I formed a new company and began a fascinating and fun six-year adventure that included some great consulting engagements, founded a couple of startups, took an opportunity to help HBO establish a new development office & team in Seattle, and more. Those experiences helped me understand and improve who I am and helped me grow in many important ways. And they led me to the surprising opportunity to re-join a very different and much improved Microsoft … which I described in my post on “The story so far”, and in “A new role” my new role which I have had

So?

So what is the takeaway from this story? Ultimately it’s this: Never assume that the world will stay the same. Things change. In fact, the one thing that will remain true is that change happens. Sometimes change happens faster than you think, and in ways you’d never expect. Sometimes the change is external - outside your control, and sometimes the change comes from within. But change, the world will.

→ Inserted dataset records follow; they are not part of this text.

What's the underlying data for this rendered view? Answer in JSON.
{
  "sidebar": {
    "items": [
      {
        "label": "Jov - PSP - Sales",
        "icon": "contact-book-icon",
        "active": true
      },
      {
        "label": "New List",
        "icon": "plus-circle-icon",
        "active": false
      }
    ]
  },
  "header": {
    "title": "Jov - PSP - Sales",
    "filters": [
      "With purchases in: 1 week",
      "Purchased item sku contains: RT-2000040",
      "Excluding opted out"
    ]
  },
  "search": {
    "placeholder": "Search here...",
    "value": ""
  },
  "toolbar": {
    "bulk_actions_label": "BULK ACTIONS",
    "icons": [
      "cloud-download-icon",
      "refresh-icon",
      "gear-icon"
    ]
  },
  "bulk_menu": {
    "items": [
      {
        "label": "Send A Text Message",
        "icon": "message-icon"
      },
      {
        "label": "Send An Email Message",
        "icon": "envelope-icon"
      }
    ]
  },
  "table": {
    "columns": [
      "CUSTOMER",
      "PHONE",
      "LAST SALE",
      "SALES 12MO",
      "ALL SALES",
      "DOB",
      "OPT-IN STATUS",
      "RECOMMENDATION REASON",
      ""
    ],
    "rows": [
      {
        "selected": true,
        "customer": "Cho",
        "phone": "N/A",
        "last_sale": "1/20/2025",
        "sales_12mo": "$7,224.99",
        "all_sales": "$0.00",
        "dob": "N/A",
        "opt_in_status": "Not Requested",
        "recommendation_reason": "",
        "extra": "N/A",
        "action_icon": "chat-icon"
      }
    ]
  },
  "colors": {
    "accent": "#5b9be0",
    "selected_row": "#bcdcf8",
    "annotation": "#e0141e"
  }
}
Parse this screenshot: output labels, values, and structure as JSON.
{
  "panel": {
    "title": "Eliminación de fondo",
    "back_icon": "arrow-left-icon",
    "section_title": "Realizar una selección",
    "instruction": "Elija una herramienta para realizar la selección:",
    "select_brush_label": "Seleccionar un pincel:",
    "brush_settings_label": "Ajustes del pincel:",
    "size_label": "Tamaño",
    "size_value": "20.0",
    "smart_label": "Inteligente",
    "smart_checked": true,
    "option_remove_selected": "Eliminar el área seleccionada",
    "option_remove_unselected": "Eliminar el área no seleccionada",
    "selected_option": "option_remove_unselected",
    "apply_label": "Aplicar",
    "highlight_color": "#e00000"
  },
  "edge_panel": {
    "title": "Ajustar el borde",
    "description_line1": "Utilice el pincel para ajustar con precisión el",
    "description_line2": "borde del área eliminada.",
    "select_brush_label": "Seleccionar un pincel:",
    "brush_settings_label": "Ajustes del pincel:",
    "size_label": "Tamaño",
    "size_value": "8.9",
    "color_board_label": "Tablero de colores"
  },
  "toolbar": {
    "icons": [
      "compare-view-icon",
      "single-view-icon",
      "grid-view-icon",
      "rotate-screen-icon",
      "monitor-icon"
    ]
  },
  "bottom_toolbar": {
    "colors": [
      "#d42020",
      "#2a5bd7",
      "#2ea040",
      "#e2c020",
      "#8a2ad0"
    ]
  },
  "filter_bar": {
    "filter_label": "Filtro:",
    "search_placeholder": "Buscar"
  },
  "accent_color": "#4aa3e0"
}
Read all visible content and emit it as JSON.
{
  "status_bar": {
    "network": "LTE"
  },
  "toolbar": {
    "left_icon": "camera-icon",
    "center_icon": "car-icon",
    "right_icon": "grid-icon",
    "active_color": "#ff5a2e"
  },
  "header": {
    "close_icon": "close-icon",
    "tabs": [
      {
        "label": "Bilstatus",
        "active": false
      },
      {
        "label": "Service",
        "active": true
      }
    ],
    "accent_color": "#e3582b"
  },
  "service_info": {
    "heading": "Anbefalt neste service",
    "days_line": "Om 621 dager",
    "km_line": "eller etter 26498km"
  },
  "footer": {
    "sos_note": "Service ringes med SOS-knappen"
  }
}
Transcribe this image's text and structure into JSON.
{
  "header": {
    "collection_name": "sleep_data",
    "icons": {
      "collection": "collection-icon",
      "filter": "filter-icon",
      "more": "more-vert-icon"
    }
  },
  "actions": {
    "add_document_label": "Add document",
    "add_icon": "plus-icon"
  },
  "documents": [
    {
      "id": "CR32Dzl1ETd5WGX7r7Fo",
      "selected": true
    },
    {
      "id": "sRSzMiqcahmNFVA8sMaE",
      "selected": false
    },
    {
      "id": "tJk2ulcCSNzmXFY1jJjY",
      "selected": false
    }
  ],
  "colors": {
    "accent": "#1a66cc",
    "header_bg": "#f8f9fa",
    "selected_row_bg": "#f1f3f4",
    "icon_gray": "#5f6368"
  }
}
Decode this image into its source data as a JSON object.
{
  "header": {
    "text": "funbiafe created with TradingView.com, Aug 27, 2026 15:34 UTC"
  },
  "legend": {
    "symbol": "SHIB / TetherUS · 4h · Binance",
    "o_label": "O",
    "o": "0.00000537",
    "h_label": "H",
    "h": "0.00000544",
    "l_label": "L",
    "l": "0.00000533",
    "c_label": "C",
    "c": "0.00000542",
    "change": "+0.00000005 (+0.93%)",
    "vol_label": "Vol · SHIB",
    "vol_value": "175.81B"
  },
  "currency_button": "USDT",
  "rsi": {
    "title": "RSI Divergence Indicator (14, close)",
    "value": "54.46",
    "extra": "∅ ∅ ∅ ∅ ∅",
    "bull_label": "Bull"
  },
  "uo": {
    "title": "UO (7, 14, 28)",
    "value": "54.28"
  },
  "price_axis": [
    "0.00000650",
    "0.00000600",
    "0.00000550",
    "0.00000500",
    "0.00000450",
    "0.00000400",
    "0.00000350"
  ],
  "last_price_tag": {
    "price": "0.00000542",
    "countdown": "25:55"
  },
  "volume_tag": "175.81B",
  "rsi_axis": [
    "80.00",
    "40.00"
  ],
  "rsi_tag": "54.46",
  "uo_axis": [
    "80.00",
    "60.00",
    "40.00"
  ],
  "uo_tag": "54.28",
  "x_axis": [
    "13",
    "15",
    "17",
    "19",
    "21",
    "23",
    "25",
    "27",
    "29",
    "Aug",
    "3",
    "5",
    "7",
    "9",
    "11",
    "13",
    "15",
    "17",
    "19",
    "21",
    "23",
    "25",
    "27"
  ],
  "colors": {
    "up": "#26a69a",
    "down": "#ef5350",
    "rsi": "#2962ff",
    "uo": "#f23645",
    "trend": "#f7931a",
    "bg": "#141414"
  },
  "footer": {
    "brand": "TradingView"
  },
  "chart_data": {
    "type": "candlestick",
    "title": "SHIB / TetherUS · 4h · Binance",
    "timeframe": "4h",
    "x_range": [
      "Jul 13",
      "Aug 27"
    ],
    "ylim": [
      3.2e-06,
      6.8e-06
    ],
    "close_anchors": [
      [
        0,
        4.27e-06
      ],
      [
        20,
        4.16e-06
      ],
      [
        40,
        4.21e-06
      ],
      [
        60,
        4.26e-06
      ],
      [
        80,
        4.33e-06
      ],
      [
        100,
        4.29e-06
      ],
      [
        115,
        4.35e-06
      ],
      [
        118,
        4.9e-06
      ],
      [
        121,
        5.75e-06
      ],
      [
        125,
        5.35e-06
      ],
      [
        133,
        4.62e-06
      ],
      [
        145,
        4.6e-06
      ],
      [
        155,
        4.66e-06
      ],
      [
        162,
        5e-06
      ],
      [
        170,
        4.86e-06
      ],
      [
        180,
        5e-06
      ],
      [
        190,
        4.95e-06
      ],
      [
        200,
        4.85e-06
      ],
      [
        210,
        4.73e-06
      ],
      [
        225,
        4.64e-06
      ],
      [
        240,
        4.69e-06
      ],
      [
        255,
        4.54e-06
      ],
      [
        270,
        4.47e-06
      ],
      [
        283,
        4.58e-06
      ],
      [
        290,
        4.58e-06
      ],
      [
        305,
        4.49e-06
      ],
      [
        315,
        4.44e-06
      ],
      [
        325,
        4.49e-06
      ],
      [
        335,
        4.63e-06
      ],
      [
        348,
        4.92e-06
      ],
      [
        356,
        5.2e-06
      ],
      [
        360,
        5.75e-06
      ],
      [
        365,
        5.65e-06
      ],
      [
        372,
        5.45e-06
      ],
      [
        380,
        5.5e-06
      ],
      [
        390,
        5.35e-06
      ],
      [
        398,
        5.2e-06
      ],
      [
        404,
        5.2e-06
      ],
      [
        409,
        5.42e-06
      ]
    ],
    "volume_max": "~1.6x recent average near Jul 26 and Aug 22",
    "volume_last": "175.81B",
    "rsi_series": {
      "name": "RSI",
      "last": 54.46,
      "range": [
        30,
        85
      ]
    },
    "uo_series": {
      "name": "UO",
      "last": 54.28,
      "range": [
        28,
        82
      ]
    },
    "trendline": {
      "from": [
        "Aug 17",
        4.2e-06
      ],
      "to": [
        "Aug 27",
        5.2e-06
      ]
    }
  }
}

The secret to surviving change is one’s ability and willingness to be adaptable.

Do not FEAR change. Change will, of course, result in some amount of stress and worry, but being flexible, adaptable, active, and willing to embrace change will generally result in you coming out on top, or at least in a better position to where you’d be if you fight, resist, fear, or try and prevent change.

And it’s often the case that embracing and adapting to change results in you being exposed to many new people, situations, and opportunities that you’d likely never have come across had you tried to avoid or prevent change.

So when change comes, roll with it. Embrace it. Use it as a springboard to new opportunities. WHO KNOWS where it’ll take you, but its likely it’ll be exciting, fun and interesting!